With all that out of the way we get to the Power of Veto comp: “Spoolin’ Around” that Brittnee, Bobby, Kevin, Johnny, Sarah & Zach have been picked to play in. In one of the more inventive games I’ve seen each HG was dressed like a bobbin and had to wind 3 giant spools of rope around themselves, follow a wiggly line and unspool them at the other end. It started out okay but suddenly they began to realize this was a lot of spinning in circles. Production had thought ahead and provided them with barf buckets. Which Stoner Sarah used for real and Classy Kevin used to throw the comp when he saw that Johnny had a good chance of winning.

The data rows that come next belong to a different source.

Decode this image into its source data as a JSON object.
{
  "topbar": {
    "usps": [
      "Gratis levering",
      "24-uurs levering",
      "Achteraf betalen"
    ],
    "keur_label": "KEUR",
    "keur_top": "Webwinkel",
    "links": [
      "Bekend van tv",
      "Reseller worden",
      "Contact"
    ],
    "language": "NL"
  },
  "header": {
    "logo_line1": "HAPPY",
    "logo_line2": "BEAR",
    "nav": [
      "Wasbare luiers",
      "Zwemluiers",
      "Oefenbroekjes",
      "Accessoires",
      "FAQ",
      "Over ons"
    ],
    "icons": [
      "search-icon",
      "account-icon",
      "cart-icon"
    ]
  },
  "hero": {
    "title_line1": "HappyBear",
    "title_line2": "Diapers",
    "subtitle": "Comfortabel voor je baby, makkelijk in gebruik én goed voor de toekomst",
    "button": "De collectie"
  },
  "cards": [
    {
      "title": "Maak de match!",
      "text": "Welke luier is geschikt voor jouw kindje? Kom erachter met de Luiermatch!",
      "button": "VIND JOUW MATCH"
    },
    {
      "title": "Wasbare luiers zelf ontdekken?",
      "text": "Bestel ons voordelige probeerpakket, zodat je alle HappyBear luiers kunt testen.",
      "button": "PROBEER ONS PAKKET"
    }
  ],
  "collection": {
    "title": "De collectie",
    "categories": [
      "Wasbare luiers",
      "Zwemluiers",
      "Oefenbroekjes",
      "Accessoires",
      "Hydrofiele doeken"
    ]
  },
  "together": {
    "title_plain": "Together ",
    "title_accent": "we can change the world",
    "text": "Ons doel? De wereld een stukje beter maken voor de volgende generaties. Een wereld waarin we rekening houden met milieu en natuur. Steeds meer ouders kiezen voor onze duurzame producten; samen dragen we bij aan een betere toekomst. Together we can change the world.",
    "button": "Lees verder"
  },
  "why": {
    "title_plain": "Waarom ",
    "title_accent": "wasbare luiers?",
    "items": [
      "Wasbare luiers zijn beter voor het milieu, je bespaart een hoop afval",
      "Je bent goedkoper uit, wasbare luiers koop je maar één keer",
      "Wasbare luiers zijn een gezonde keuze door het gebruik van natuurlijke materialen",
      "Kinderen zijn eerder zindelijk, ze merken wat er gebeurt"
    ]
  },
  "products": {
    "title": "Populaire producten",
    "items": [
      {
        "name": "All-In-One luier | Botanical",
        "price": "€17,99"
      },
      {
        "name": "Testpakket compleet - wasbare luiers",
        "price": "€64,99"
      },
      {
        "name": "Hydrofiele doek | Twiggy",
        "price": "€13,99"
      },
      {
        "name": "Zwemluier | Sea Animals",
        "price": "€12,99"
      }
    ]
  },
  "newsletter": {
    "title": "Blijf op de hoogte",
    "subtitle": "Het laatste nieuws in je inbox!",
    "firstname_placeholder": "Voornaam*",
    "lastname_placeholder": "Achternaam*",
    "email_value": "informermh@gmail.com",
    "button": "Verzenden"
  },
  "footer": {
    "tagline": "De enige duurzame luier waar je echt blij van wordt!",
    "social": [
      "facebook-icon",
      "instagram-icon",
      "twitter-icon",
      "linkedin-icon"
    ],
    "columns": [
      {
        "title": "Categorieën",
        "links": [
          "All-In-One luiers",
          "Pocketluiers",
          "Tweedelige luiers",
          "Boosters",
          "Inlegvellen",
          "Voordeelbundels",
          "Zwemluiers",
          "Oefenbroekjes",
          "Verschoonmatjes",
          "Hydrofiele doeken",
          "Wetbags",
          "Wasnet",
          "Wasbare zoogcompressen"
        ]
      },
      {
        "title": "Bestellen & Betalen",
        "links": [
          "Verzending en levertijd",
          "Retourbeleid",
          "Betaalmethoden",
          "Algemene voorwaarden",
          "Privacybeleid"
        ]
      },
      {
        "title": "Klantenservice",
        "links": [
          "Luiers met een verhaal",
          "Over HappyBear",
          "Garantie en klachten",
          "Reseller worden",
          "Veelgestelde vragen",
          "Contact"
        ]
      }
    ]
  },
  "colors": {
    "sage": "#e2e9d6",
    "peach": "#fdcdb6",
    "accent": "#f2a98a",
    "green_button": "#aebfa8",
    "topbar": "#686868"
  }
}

Which of course, he did. Even if Graig on the sidelines was loudly hoping that he passed out.
The morning of the Veto ceremony arrives and all of a sudden Greg Graig thinks there’s something fishy going on. Welcome to the game, GG. It’s like when your friend is going to break up with their boyfriend and everyone knows but she hasn’t done it yet. But Boss Brit ain’t having none of his shit in the morning. He goes up to talk to her and tells her “Maybe you’re over thinking things.” And Brit lays it out for him straight. She tells him that he thinks she can’t think for herself. Instead of listening to what she’s saying he’s convinced that she has been brainwashed by Johnny Veto. Why, because a man would have to do her thinking for her? GG needs a class in feminism. I mean, other than the master class Boss Brit is serving up to him.
Graig leave the HOH room in a huff and instantly blames Johnny, calling him out in front of the whole house. I have to assume there was A LOT that didn’t make it to air. The Veto meeting is held and Johnny saves Kevin, and Boss Brit makes it clear that she’s not down with bullying and tosses Graig in the chair.
His reaction in the diary room: “Brittnee, you’re dad to me. Watch out I’m gonna rally the votes and save myself this week and then I’m coming after you.”
Meanwhile in “oh shit” realizations we see Fun Bobby say “I have to find a way to distance myself from Graig.”
Yes, Bobby. Yes you do. That goes double for you Papa Bruno. Consider this your wake up call.